Reading Optophone Kit
This is a repository for the Optophone Kit, part of the Maker Lab's Kits for Cultural History series. The optophone was an aid for blind readers that converted text to sound in the 20th century, beginning in the 1910s and extending until at least the 1960s. To read more about the process of remaking the optophone, see our blog posts at maker.uvic.ca.
These files are part of research conducted by Tiffany Chan, Katherine Goertz, Danielle Morgan, Victoria Murawski, and Jentery Sayers. Thanks to Robert Baker (Blind Veterans UK), Mara Mills (New York University), and Matthew Rubery (Queen Mary University of London) for their support and feedback.
These instructions detail the workflow and steps for converting an image into plaintext and then into a stream of optophonic sounds. Currently, the repo contains 3 scripts, written in the Python programming language. As the Kit develops, some of the scripts may change or be combined together (see the change log).
- OCRscript.py - takes an image from the PiCamera, runs it through OCR (Optical Character Recognition)
- toneGen.py - creates and saves optophonic sounds for later playback.
- optoscript.py - takes a string of characters as its input and plays the corresponding sounds.
To run these scripts, you will need to download and install Python. See the Python website for instructions on how to do this. Note that the optophone project uses Python version 2.7. The scripts and dependencies should be able to work with Python 3, but there may be slight differences in the dependencies and scripts.
There are also several dependencies (Python modules or packages) that must be installed before the scripts can work. These include:
- PiCamera - for taking a picture with the Raspberry Pi camera.
- OpenCV - a computer vision and image processing program. This project uses version 3.0.0. See installation instructions.
- Pillow/PIL - Python Imaging Library, also for working with images.
- Tesseract - a free OCR program.
- pyTesser - a Python wrapper for Tesseract (basically, how Python talks to Tesseract).
- pyGame - for playing sounds with Python.
For the optophone project, these were all installed on a Raspberry Pi. Except for OCRscript.py, all the scripts should work on a laptop or personal computer. You can also modify OCRscript.py (see OCRscript.py for more) to take an arbitrary image as its input instead of an image from a Raspberry Pi camera.
Set up everything you need. Set up all the hardware (the Raspberry Pi, PiCamera) and any other peripherals (e.g. monitor, mouse, keyboard) you might need. Download and install any dependencies. Download all the python scripts.
Create and save tones for the optophone to play. Currently, optoscript.py only plays the tones for lowercase a,b, and c.

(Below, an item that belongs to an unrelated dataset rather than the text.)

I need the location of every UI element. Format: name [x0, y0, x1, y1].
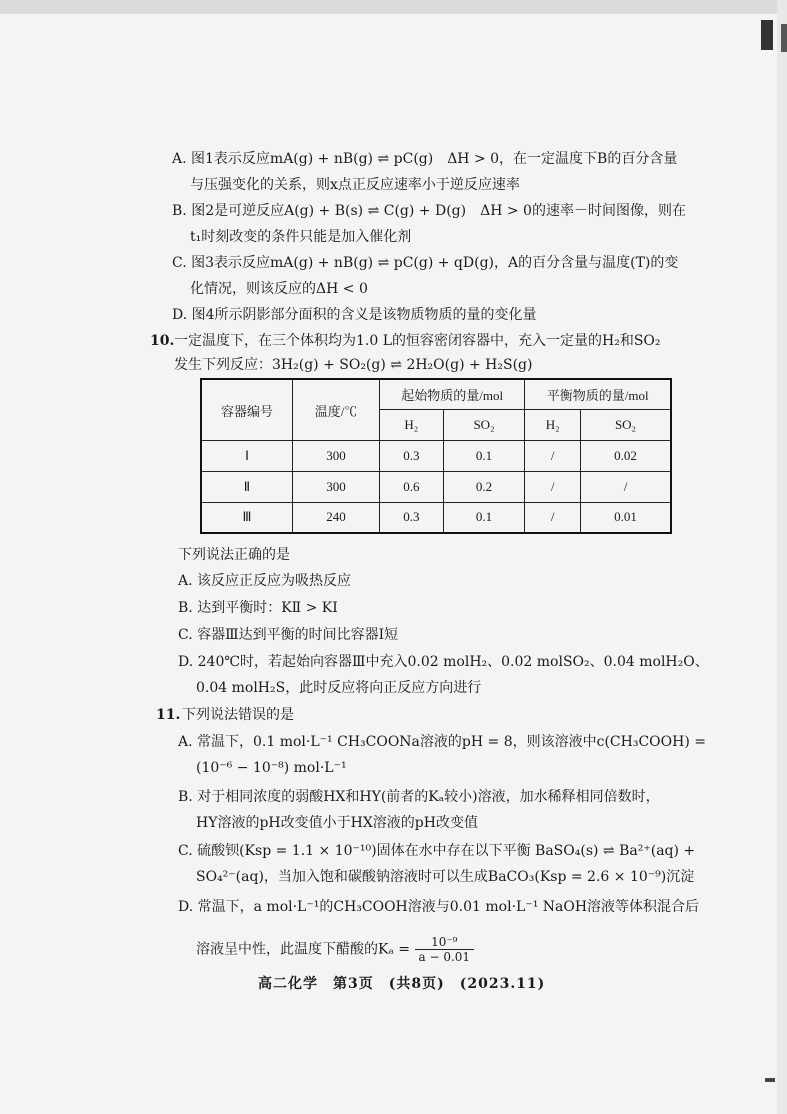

You can download the sound files in the tones folder to use them for playback or modify and run toneGen.py to generate different tones (note you will probably have to change the dictionary in optoscript.py to match). To make things easier, you can keep the tones in the same directory (folder) as your scripts. Otherwise, make sure the script can find the correct file path to your sound files.
Take a picture of the print material and turn it into plaintext. Position the camera to take a picture of the text. Ideally, you will want an image with bright lighting and where the text will take up as much of the image as possible (i.e. little to no background). This will make the image easier for the computer to read. OCRscript.py and Tesseract (the OCR program) will optimize the image as best as they can as well. Modify OCRscript.py as necessary (see Notes below) and run it. OCRscript.py will convert the image into a plaintext file named results.txt.
Run optoscript.py to read the results.txt file (make sure results.txt is in the same folder/directory as optoscript.py) and play the associated sounds.
The current scripts were made for testing small samples of code. To use them to express your own text as tones, you may have to modify it. For example, the dictionary of tones, as it is recorded in optopscript.py, only contains 3 entries for lowercase a, b, and c. You would have to change the dictionary to include the tones for other characters before you could play them.
Other places where code may be modified are noted in the scripts themselves.
This is version 1.0 of the repository. This version contains snippets of code, and a video and animated GIF demonstrating how the optophone may have scanned type.
This repository is licensed CC BY-NC 4.0.